In the second half of the 13th century, Aigle expanded and received a city charter. The castle was rebuilt, with a fortified donjon and a curtain wall.

In the 14th century, the Lords of Compey inherited the rights of the Saillon family. They were also vassals of the Counts of Savoy and made Aigle into their headquarters. They added turrets and in 1450 built a massive tower in the south corner. This tower was an example of late French Donjon architecture.

Starting in the mid-15th century, Bern tried to control the city, to gain control of the important mountain passes into the Rhone Valley. Their first unsuccessful attempt was in 1464. The Burgundian Wars (1474–1477), which brought the Swiss Confederation into conflict with Duke Charles the Bold of Burgundy, brought another opportunity. Because Savoy had joined the Burgundian side, Swiss forces attacked the Savoy town of Aigle and devastated the castle. Jean de Compey had to flee and was killed soon afterward in Vevey. His son died fighting for Charles the Bold.
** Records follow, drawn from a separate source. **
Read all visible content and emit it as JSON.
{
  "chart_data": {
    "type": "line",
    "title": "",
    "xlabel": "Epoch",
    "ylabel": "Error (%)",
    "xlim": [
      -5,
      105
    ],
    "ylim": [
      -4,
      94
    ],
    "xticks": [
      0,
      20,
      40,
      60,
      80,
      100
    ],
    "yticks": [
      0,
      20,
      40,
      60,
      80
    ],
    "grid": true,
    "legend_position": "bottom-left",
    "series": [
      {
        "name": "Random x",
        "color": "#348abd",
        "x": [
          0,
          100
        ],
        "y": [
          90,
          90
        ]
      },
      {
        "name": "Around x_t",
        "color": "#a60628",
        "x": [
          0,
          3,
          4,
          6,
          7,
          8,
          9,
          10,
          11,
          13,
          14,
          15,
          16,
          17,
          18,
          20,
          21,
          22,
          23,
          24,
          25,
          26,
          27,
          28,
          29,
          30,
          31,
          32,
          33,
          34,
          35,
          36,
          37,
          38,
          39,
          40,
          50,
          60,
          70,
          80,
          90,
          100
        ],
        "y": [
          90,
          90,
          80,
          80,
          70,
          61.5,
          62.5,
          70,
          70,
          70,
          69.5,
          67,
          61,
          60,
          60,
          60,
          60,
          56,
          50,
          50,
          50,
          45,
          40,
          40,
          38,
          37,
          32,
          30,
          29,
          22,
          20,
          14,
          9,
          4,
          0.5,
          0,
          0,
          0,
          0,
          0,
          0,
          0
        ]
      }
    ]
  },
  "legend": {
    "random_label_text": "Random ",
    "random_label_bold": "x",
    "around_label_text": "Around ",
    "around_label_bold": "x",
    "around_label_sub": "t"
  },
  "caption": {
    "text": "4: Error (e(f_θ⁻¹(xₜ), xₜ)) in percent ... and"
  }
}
After the war, the Compey family were unable to recover their title to the town or castle. Bern had the castle rebuilt again in 1488 and made it the seat of a provincial governor. Aigle became one of the first French speaking districts in Bern. The representatives of Bern resided here until the French invasion and creation of the Helvetic Republic in 1798.

In 1804, the castle was acquired by the community of Aigle and until 1976 it was used as a cantonal jail. Since then, it has been a museum open to the public.

==Castle site==
Today the castle is home to Musée de la Vigne et du Vin (Vine and wine museum). Next to the castle gates is the Maison de la Dîme, which houses the Musée de l’Étiquette (Wine-Labels Museum).